Amazon in the Future
There is evidence though that Amazon’s future relations on all fronts will be more complex, rather than simpler. Examples to support this assessment come from Amazon’s actions in the past few months.
On April 13, Amazon added a fuel and surface surcharge to the fees it is charging sellers, which went into effect on April 28. According to Karen Weise of the New York Times, this was on top of fee increases for sellers that went into effect of January of this year.
On May 2, after the Supreme Court opinion that would overturn Roe v. Wade was leaked, Amazon informed its employees that it would pay up to $4,000 annually to cover travel expenses for a range of non-life-threatening medical treatments, including abortion. In his coverage of this, Jeffrey Dastin of Reuters noted, “The news came on the same day Amazon stopped offering paid time off for U.S. employees diagnosed with COVID-19, letting them have five days of excused unpaid leave instead.”
On June 3, Dave Clark, the chief executive of Amazon’s consumer business who, according to Karen Weise of the New York Times, was the chief architect of its massive warehouse operations.” In her article on his departure, she observes “…the model Mr. Clark built has faced growing pressures.”
These examples highlight that we are in topsy-turvy economic times, and the stability that helped fuel Amazon’s growth, followed by the pandemic benefits that ignited an accelerated expansion of Amazon’s capacity are probably over. The economy, with its continuing inflation, increasing interest rates, and the very real potential for a recession will test who and what Amazon really is.
In its 2021 annual report, Amazon states that “We are guided by four principles: customer obsession rather than competitor focus, passion for invention, commitment to operational excellence, and long-term thinking.” Andy Jassy, Amazon’s President and CEO, closes his letter to the company’s shareholders that accompanied that report as follows:
Albert Einstein is sometimes credited with describing compound interest as the eighth wonder of the world (“He who understands it, earns it. He who doesn’t, pays it”). We think of iterative innovation in much the same way. Iterative innovation creates magic for customers. Constantly inventing and improving products for customers has a compounding effect on the customer experience, and in turn on a business’s prospects.

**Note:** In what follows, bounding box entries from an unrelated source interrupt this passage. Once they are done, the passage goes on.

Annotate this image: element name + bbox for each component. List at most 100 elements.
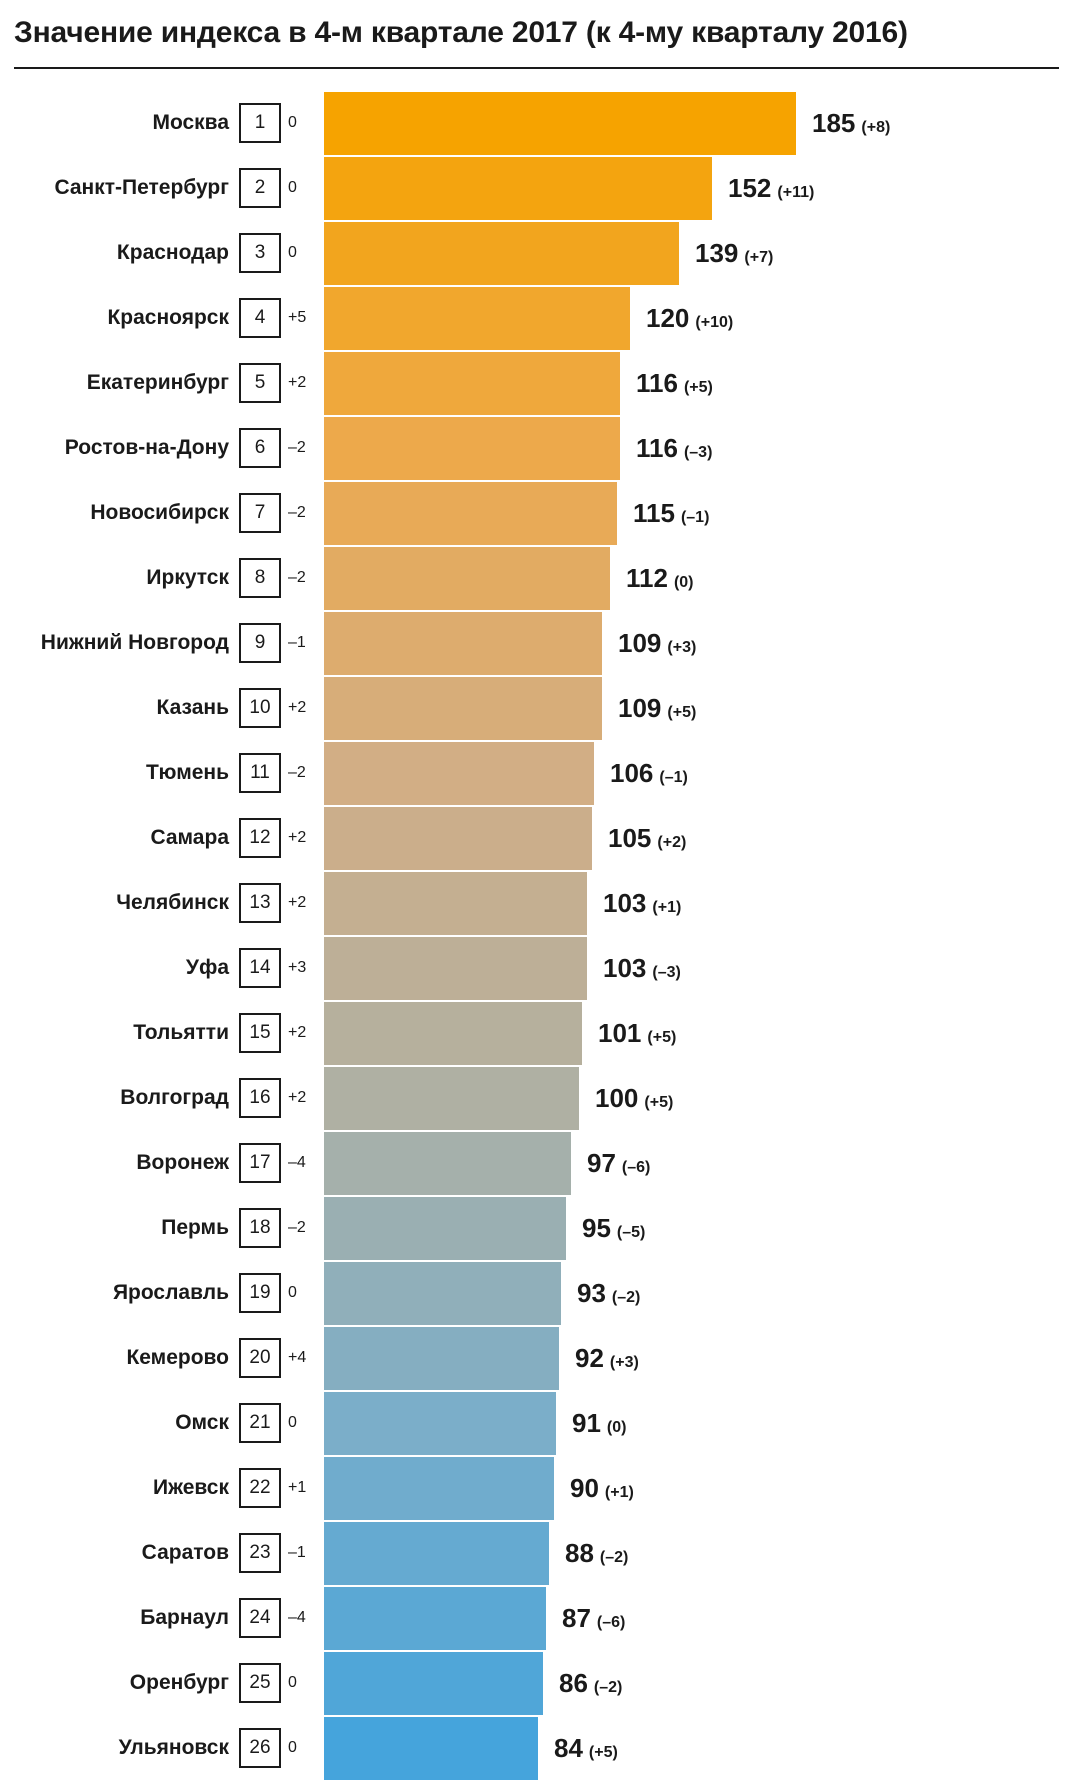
bar: [324, 1066, 579, 1130]
rank-change: +2: [288, 699, 307, 716]
bar: [324, 1586, 546, 1650]
city-label: Москва: [152, 111, 229, 134]
value-label: 103 (–3): [603, 953, 681, 984]
value: 109: [618, 692, 662, 723]
bar: [324, 611, 602, 675]
rank-change: +4: [288, 1349, 307, 1366]
chart-row: Нижний Новгород 9 –1 109 (+3): [14, 611, 1059, 676]
rank-box: 10: [239, 688, 281, 728]
bar-chart: Москва 1 0 185 (+8) Санкт-Петербург 2 0 …: [14, 91, 1059, 1781]
value-label: 100 (+5): [595, 1083, 673, 1114]
rank-box: 12: [239, 818, 281, 858]
bar: [324, 1001, 582, 1065]
city-label: Тольятти: [133, 1021, 229, 1044]
rank-box: 19: [239, 1273, 281, 1313]
rank-number: 4: [254, 307, 266, 328]
value-change: (–5): [616, 1223, 646, 1241]
bar: [324, 156, 712, 220]
chart-row: Омск 21 0 91 (0): [14, 1391, 1059, 1456]
value: 88: [565, 1537, 594, 1568]
bar-area: 101 (+5): [324, 1001, 1059, 1066]
rank-change: 0: [288, 114, 297, 131]
chart-row: Казань 10 +2 109 (+5): [14, 676, 1059, 741]
bar-area: 90 (+1): [324, 1456, 1059, 1521]
rank-box: 25: [239, 1663, 281, 1703]
chart-row: Челябинск 13 +2 103 (+1): [14, 871, 1059, 936]
value: 120: [646, 302, 690, 333]
value-change: (+10): [695, 313, 734, 331]
chart-row: Саратов 23 –1 88 (–2): [14, 1521, 1059, 1586]
bar-area: 87 (–6): [324, 1586, 1059, 1651]
value: 152: [728, 172, 772, 203]
value-change: (0): [673, 573, 694, 591]
rank-box: 26: [239, 1728, 281, 1768]
city-label: Саратов: [141, 1541, 229, 1564]
value-change: (0): [606, 1418, 627, 1436]
value-change: (–6): [621, 1158, 651, 1176]
bar: [324, 351, 620, 415]
rank-change: +5: [288, 309, 307, 326]
bar: [324, 1326, 559, 1390]
value-change: (–2): [599, 1548, 629, 1566]
rank-change: 0: [288, 179, 297, 196]
rank-change: –4: [288, 1609, 306, 1626]
rank-change: –2: [288, 439, 306, 456]
value-label: 112 (0): [626, 563, 694, 594]
rank-change: –1: [288, 1544, 306, 1561]
rank-number: 17: [249, 1152, 271, 1173]
bar-area: 139 (+7): [324, 221, 1059, 286]
rank-number: 13: [249, 892, 271, 913]
value: 93: [577, 1277, 606, 1308]
value: 185: [812, 107, 856, 138]
city-label: Екатеринбург: [86, 371, 229, 394]
rank-change: 0: [288, 244, 297, 261]
rank-box: 20: [239, 1338, 281, 1378]
rank-number: 19: [249, 1282, 271, 1303]
chart-row: Волгоград 16 +2 100 (+5): [14, 1066, 1059, 1131]
bar-area: 109 (+5): [324, 676, 1059, 741]
value-label: 139 (+7): [695, 238, 773, 269]
bar-area: 95 (–5): [324, 1196, 1059, 1261]
chart-row: Ульяновск 26 0 84 (+5): [14, 1716, 1059, 1781]
rank-box: 21: [239, 1403, 281, 1443]
rank-number: 25: [249, 1672, 271, 1693]
value-label: 95 (–5): [582, 1213, 645, 1244]
value-change: (+3): [609, 1353, 639, 1371]
rank-change: –1: [288, 634, 306, 651]
bar-area: 97 (–6): [324, 1131, 1059, 1196]
bar-area: 120 (+10): [324, 286, 1059, 351]
rank-box: 18: [239, 1208, 281, 1248]
bar: [324, 1456, 554, 1520]
rank-change: –2: [288, 1219, 306, 1236]
rank-box: 13: [239, 883, 281, 923]
rank-change: –2: [288, 569, 306, 586]
value: 103: [603, 887, 647, 918]
rank-change: +2: [288, 829, 307, 846]
rank-number: 1: [254, 112, 266, 133]
value: 100: [595, 1082, 639, 1113]
value-change: (–1): [659, 768, 688, 786]
value: 95: [582, 1212, 611, 1243]
city-label: Оренбург: [129, 1671, 229, 1694]
city-label: Ростов-на-Дону: [64, 436, 229, 459]
rank-change: –4: [288, 1154, 306, 1171]
chart-title: Значение индекса в 4-м квартале 2017 (к …: [14, 16, 908, 49]
value: 97: [587, 1147, 616, 1178]
city-label: Ульяновск: [118, 1736, 229, 1759]
rank-number: 10: [249, 697, 271, 718]
bar: [324, 1521, 549, 1585]
value-change: (–6): [596, 1613, 626, 1631]
value-change: (+5): [667, 703, 697, 721]
rank-number: 2: [254, 177, 266, 198]
bar: [324, 91, 796, 155]
chart-row: Москва 1 0 185 (+8): [14, 91, 1059, 156]
value-label: 86 (–2): [559, 1668, 622, 1699]
rank-number: 26: [249, 1737, 271, 1758]
value: 106: [610, 757, 654, 788]
bar-area: 152 (+11): [324, 156, 1059, 221]
city-label: Краснодар: [116, 241, 229, 264]
city-label: Уфа: [185, 956, 229, 979]
city-label: Воронеж: [136, 1151, 229, 1174]
chart-row: Ижевск 22 +1 90 (+1): [14, 1456, 1059, 1521]
value-label: 88 (–2): [565, 1538, 628, 1569]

Time is your friend when you are compounding gains. Amazon is a big company with some large businesses, but it’s still early days for us. We will continue to be insurgent — inventing in businesses that we’re in, in new businesses that we’ve yet to launch, and in new ideas that we haven’t even imagined yet. It remains Day 1.
Jassy’s words, with an emphasis on customers, innovation, and long-term thinking, were written in much happier and calmer economic times for Amazon. Amazon had definitely been “compounding gains” and time was absolutely Amazon’s “friend.”

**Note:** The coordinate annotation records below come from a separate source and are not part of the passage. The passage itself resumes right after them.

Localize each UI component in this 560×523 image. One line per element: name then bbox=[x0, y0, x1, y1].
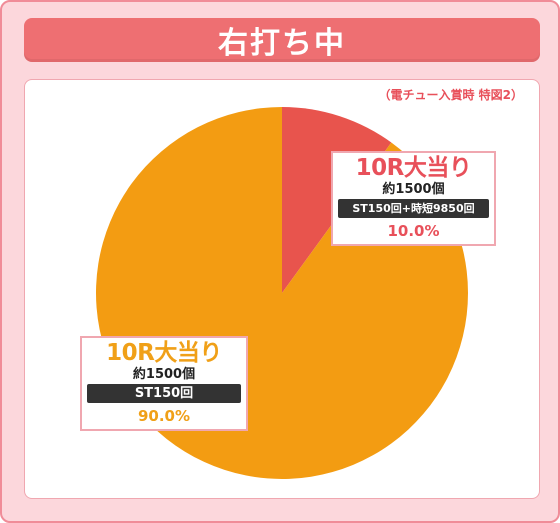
slice-label-detail: 約1500個 bbox=[382, 182, 445, 197]
title-bar: 右打ち中 bbox=[24, 18, 540, 62]
slice-label-percent: 10.0% bbox=[387, 222, 440, 240]
pie-chart bbox=[95, 107, 468, 480]
slice-label-title: 10R大当り bbox=[355, 155, 472, 181]
page-title: 右打ち中 bbox=[218, 26, 346, 61]
slice-label-st: 10R大当り 約1500個 ST150回 90.0% bbox=[80, 336, 248, 431]
slice-label-mode: ST150回 bbox=[87, 384, 241, 403]
slice-label-detail: 約1500個 bbox=[132, 367, 196, 382]
slice-label-percent: 90.0% bbox=[137, 407, 191, 425]
chart-note: （電チュー入賞時 特図2） bbox=[378, 88, 523, 102]
slice-label-mode: ST150回+時短9850回 bbox=[338, 199, 489, 218]
chart-panel: （電チュー入賞時 特図2） 10R大当り 約1500個 ST150回+時短985… bbox=[24, 79, 540, 499]
slice-label-st-jitan: 10R大当り 約1500個 ST150回+時短9850回 10.0% bbox=[331, 151, 496, 246]
slice-label-title: 10R大当り bbox=[106, 340, 222, 366]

The emphasis at Amazon currently in this time of contraction appears to be on the principle of “operational excellence” and cost containment. That doesn’t mean that the period of innovation, “insurgency,” and new business development is over, but it will most likely be much more constrained.
Time will tell. As the old saying goes, the future is promised to no one.
These new times will put Amazon’s ability to adhere to its philosophy and principles to the test. They will not put Amazon’s image under water.
In our opinion, however, they have begun, and will continue, to change the ebb and flow of the business. How Amazon manages and navigates that ebb and flow will determine how well it performs and how it is perceived in the future.